Pricing Conversations

by | Sep 10, 2020 | Change

pricing

I responded all wrong.

‘How would you expect our pricing to look like?’ she asked.

I launched into some ramble about different usage fees, hardware costs, and support costs. Plus a bit about lifetime value of a customer, project cost versus programme versus global agreements, and even how to filter out customers that you’re not a right fit for.

However, I completely broke my own rule. I spoke technical and user manual-ish, not stories, emotions, and value.

Pricing is a story we tell ourselves and others. Part of pricing is telling a story that fits into the story of your potential customer/client. But underlying this is value. What value are you bringing to your client? How do you talk about it?

And when selling B2B, the story of value is even more important because the person you are talking to needs to retell the story to their manager.

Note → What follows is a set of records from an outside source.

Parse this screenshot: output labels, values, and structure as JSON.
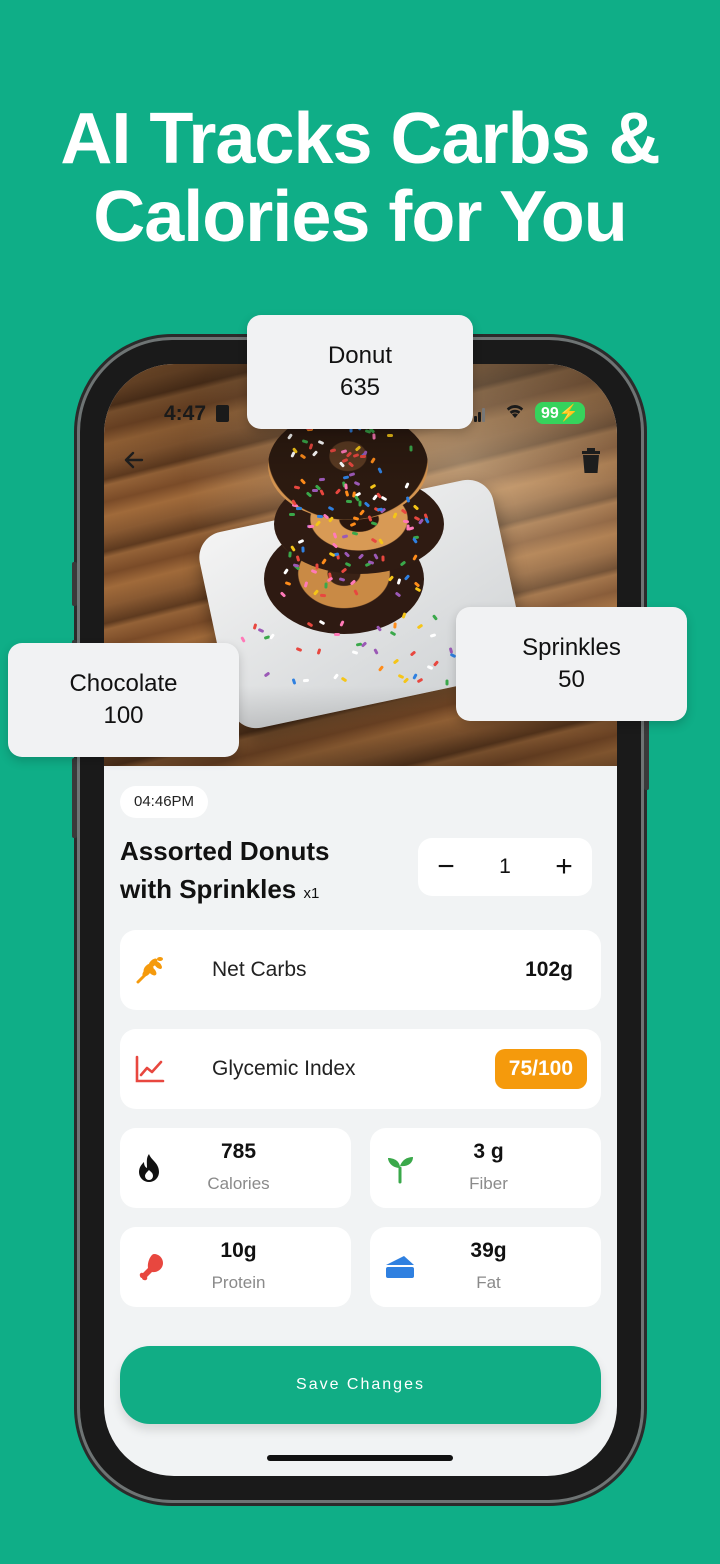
{
  "headline": {
    "line1": "AI Tracks Carbs &",
    "line2": "Calories for You"
  },
  "status_bar": {
    "time": "4:47",
    "battery": "99"
  },
  "nav": {
    "back_icon": "arrow-left-icon",
    "delete_icon": "trash-icon"
  },
  "meal": {
    "time": "04:46PM",
    "title_line1": "Assorted Donuts",
    "title_line2": "with Sprinkles",
    "multiplier": "x1",
    "quantity": "1"
  },
  "stepper": {
    "minus": "−",
    "plus": "+"
  },
  "nutrition": {
    "net_carbs": {
      "label": "Net Carbs",
      "value": "102g",
      "icon": "wheat-icon",
      "color": "#f59a0c"
    },
    "glycemic_index": {
      "label": "Glycemic Index",
      "value": "75/100",
      "icon": "trend-chart-icon",
      "color": "#e8473f"
    },
    "calories": {
      "value": "785",
      "label": "Calories",
      "icon": "flame-icon"
    },
    "fiber": {
      "value": "3 g",
      "label": "Fiber",
      "icon": "sprout-icon",
      "color": "#3aa84a"
    },
    "protein": {
      "value": "10g",
      "label": "Protein",
      "icon": "drumstick-icon",
      "color": "#e8473f"
    },
    "fat": {
      "value": "39g",
      "label": "Fat",
      "icon": "cheese-icon",
      "color": "#2f80e0"
    }
  },
  "save_button": {
    "label": "Save Changes"
  },
  "callouts": [
    {
      "name": "Donut",
      "value": "635"
    },
    {
      "name": "Chocolate",
      "value": "100"
    },
    {
      "name": "Sprinkles",
      "value": "50"
    }
  ],
  "colors": {
    "background": "#0fae87",
    "accent": "#11ad85",
    "badge": "#f59a0c"
  }
}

Everyone likes to feel like they are getting a bonus, something for free. Therefore, part of the pricing model needs to include that. Needs to talk about it. This can be as simple as ‘for this usage fee, we’ll add in the ‘extra’ of this support package valued at X price for free. Because we want to set you up to succeed.’ Call them bonuses, extras, add-ons or whatever you want, but tell them the financial value of them so they can tell the story of ‘getting a good deal.’

Pricing is about trading something for the value received. Often customers are focused on the cost, we need to help them to think about value.

@Christie, perhaps we need to have another conversation about value…

Talking about pricing is similar to talking about change. I often make the mistake of talking logic when people are looking for value, emotion, and stories.

What happens when we think about change through the lens of value? Does it change how we talk about it?